La première saison de cette série a décrit un même déplacement : l'IA produit, l'humain spécifie, vérifie, décide. Cette deuxième saison s'ouvre sur une question très concrète, celle qui tombe dès le lundi matin — combien de temps cette tâche va-t-elle prendre ? Or la génération de code a fait s'effondrer un poste de l'addition : produire un premier jet ne coûte presque plus rien. La tentation est alors de diviser l'estimation entière par le même facteur. C'est le piège. Car ce que l'IA accélère — la production — n'est qu'une part de la tâche ; tout le reste, comprendre l'existant, réviser, intégrer, traiter les cas limites, tester, durcir, ne se comprime pas. Estimer, aujourd'hui, ce n'est plus chiffrer la frappe : c'est dimensionner le travail de vérification et d'intégration qui demeure.
Produire ne coûte presque plus rien — le reste, si
Commençons par le fait nouveau, celui qui bouscule tous les repères. Générer du code est devenu bon marché : une fonction, un module, une batterie de tests candidats s'obtiennent en quelques secondes. Le poste qui pesait le plus lourd dans une estimation — écrire les lignes — s'est réduit d'un facteur spectaculaire. Et c'est précisément ce qui fausse le calcul. Quand un seul poste de l'addition fond, l'esprit extrapole : si produire va dix fois plus vite, la tâche entière devrait aller dix fois plus vite. Sauf qu'une tâche de développement n'est pas faite que de production (Fig. 1).
Décomposez n'importe quelle tâche réelle et le premier jet n'en est qu'une tranche. Avant de produire, il faut comprendre le code existant qu'on va toucher. Après avoir produit, il faut réviser et vérifier la sortie, l'intégrer au reste du système, traiter les cas limites que personne n'avait en tête, tester pour de vrai, puis durcir — sécurité, gestion d'erreurs, charge, maintenabilité. Aucune de ces tranches ne se raccourcit parce qu'un modèle écrit vite. Elles relèvent du jugement, pas de la frappe. La conséquence est arithmétique : dès que la production devient quasi gratuite, ce sont ces parts incompressibles qui dominent le total. Diviser l'estimation entière par le facteur de la seule production, c'est chiffrer une tâche qui n'existe pas.

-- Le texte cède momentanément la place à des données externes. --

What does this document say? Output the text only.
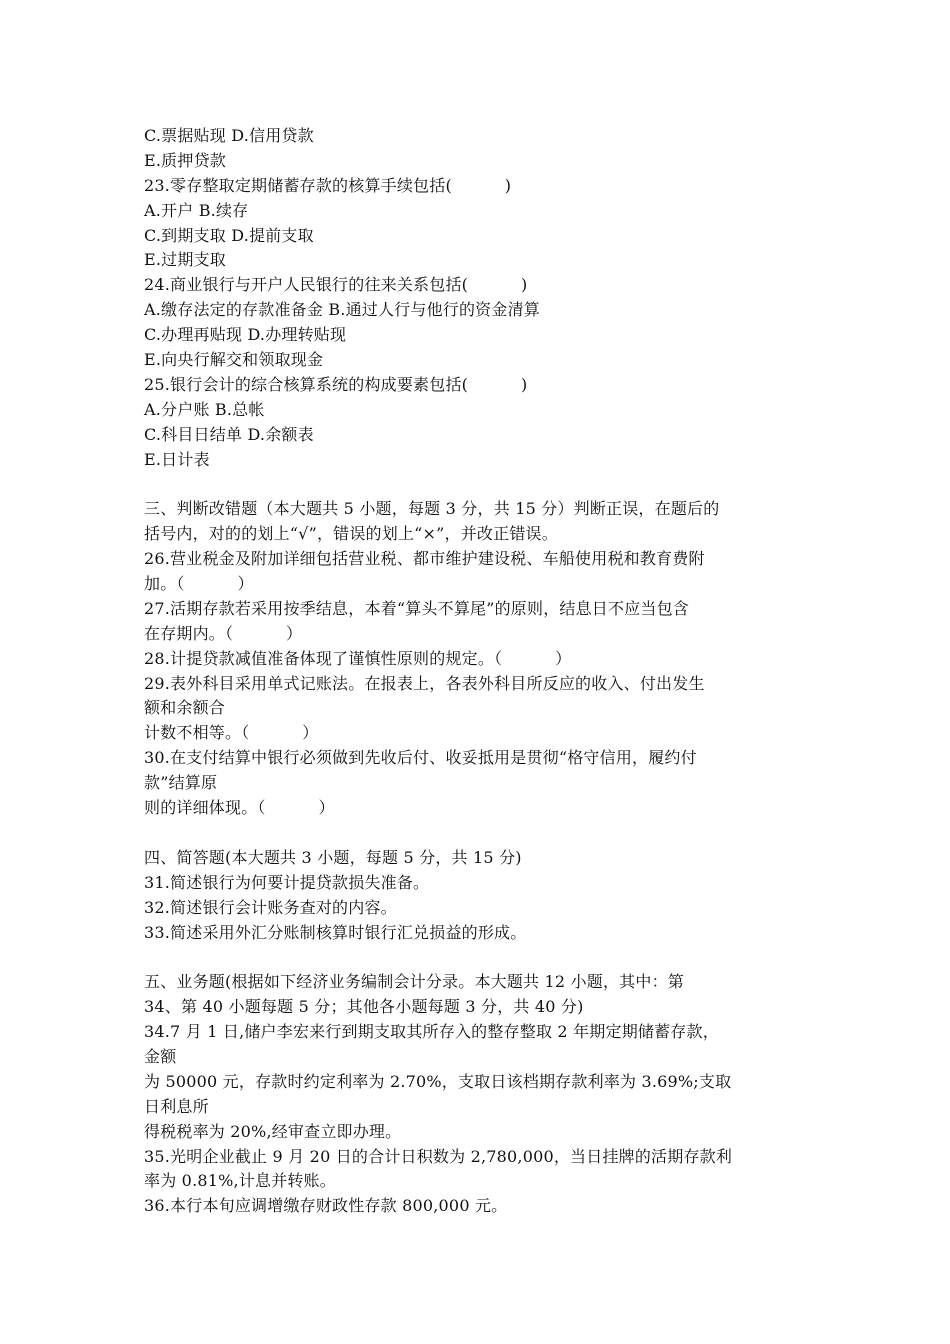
C.票据贴现 D.信用贷款
E.质押贷款
23.零存整取定期储蓄存款的核算手续包括(          )
A.开户 B.续存
C.到期支取 D.提前支取
E.过期支取
24.商业银行与开户人民银行的往来关系包括(          )
A.缴存法定的存款准备金 B.通过人行与他行的资金清算
C.办理再贴现 D.办理转贴现
E.向央行解交和领取现金
25.银行会计的综合核算系统的构成要素包括(          )
A.分户账 B.总帐
C.科目日结单 D.余额表
E.日计表
三、判断改错题（本大题共 5 小题，每题 3 分，共 15 分）判断正误，在题后的
括号内，对的的划上“√”，错误的划上“×”，并改正错误。
26.营业税金及附加详细包括营业税、都市维护建设税、车船使用税和教育费附
加。（          ）
27.活期存款若采用按季结息，本着“算头不算尾”的原则，结息日不应当包含
在存期内。（          ）
28.计提贷款减值准备体现了谨慎性原则的规定。（          ）
29.表外科目采用单式记账法。在报表上，各表外科目所反应的收入、付出发生
额和余额合
计数不相等。（          ）
30.在支付结算中银行必须做到先收后付、收妥抵用是贯彻“格守信用，履约付
款”结算原
则的详细体现。（          ）
四、简答题(本大题共 3 小题，每题 5 分，共 15 分)
31.简述银行为何要计提贷款损失准备。
32.简述银行会计账务查对的内容。
33.简述采用外汇分账制核算时银行汇兑损益的形成。
五、业务题(根据如下经济业务编制会计分录。本大题共 12 小题，其中：第
34、第 40 小题每题 5 分；其他各小题每题 3 分，共 40 分)
34.7 月 1 日,储户李宏来行到期支取其所存入的整存整取 2 年期定期储蓄存款，
金额
为 50000 元，存款时约定利率为 2.70%，支取日该档期存款利率为 3.69%;支取
日利息所
得税税率为 20%,经审查立即办理。
35.光明企业截止 9 月 20 日的合计日积数为 2,780,000，当日挂牌的活期存款利
率为 0.81%,计息并转账。
36.本行本旬应调增缴存财政性存款 800,000 元。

Ce volet porte sur une seule chose : estimer une tâche maintenant que produire est bon marché — séparer ce que l'IA accélère de ce qu'elle n'accélère pas, et déjouer la fausse vitesse de la démo. Deux sujets voisins vivent ailleurs. Le risque de livrer du code qu'on ne comprend pas — l'emprunt qui se paie plus tard — est traité dans la dette de compréhension : la conséquence, pas le chiffrage. La bascule d'identité du développeur, de producteur vers réviseur de référence, décrit le nouveau rôle, pas la manière d'en estimer la charge. Ici, ni la dette ni le rôle : on cherche à répondre à « combien de temps ? » quand la production ne pèse presque plus rien dans la réponse.

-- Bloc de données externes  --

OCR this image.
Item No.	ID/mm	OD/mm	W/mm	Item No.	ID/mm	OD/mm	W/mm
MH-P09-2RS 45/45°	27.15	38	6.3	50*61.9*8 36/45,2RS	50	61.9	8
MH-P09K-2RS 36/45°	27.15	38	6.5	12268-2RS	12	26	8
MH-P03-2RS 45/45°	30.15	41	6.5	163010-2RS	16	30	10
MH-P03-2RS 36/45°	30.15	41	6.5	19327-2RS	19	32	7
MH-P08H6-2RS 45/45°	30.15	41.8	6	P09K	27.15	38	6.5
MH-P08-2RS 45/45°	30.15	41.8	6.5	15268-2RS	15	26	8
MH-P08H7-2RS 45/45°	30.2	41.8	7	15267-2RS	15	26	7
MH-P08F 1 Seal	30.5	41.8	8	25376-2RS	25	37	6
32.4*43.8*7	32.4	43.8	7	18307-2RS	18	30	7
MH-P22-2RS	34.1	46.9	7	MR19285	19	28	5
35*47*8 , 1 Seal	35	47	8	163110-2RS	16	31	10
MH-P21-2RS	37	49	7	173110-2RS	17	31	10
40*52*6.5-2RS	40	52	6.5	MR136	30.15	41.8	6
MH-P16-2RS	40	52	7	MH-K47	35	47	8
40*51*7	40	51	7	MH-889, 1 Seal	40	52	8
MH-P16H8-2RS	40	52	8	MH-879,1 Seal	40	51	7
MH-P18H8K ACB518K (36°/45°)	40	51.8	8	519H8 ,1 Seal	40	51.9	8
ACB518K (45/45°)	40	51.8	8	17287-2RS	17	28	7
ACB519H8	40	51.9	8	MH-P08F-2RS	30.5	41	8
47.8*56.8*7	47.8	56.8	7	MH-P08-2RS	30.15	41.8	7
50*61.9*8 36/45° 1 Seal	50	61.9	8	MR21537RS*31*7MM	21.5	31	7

La démo fluide n'est pas la tâche finie
Le mécanisme qui fabrique la mauvaise estimation a un nom informel : la fausse vitesse. Un modèle produit en quelques minutes un rendu qui compile, s'exécute et « a l'air de marcher ». Cette fluidité crée un sentiment puissant — la tâche paraît réglée. Elle ne l'est pas : ce qui vient d'être montré, c'est un premier jet sur le cas heureux, pas un travail fini (Fig. 2). Entre la démo et le « fini pour de vrai », il reste tout le bloc incompressible : comprendre ce qu'on touche, réviser ligne à ligne, intégrer, éprouver les cas limites, tester, durcir. La démo n'a traversé aucune de ces étapes ; elle les a seulement rendues invisibles.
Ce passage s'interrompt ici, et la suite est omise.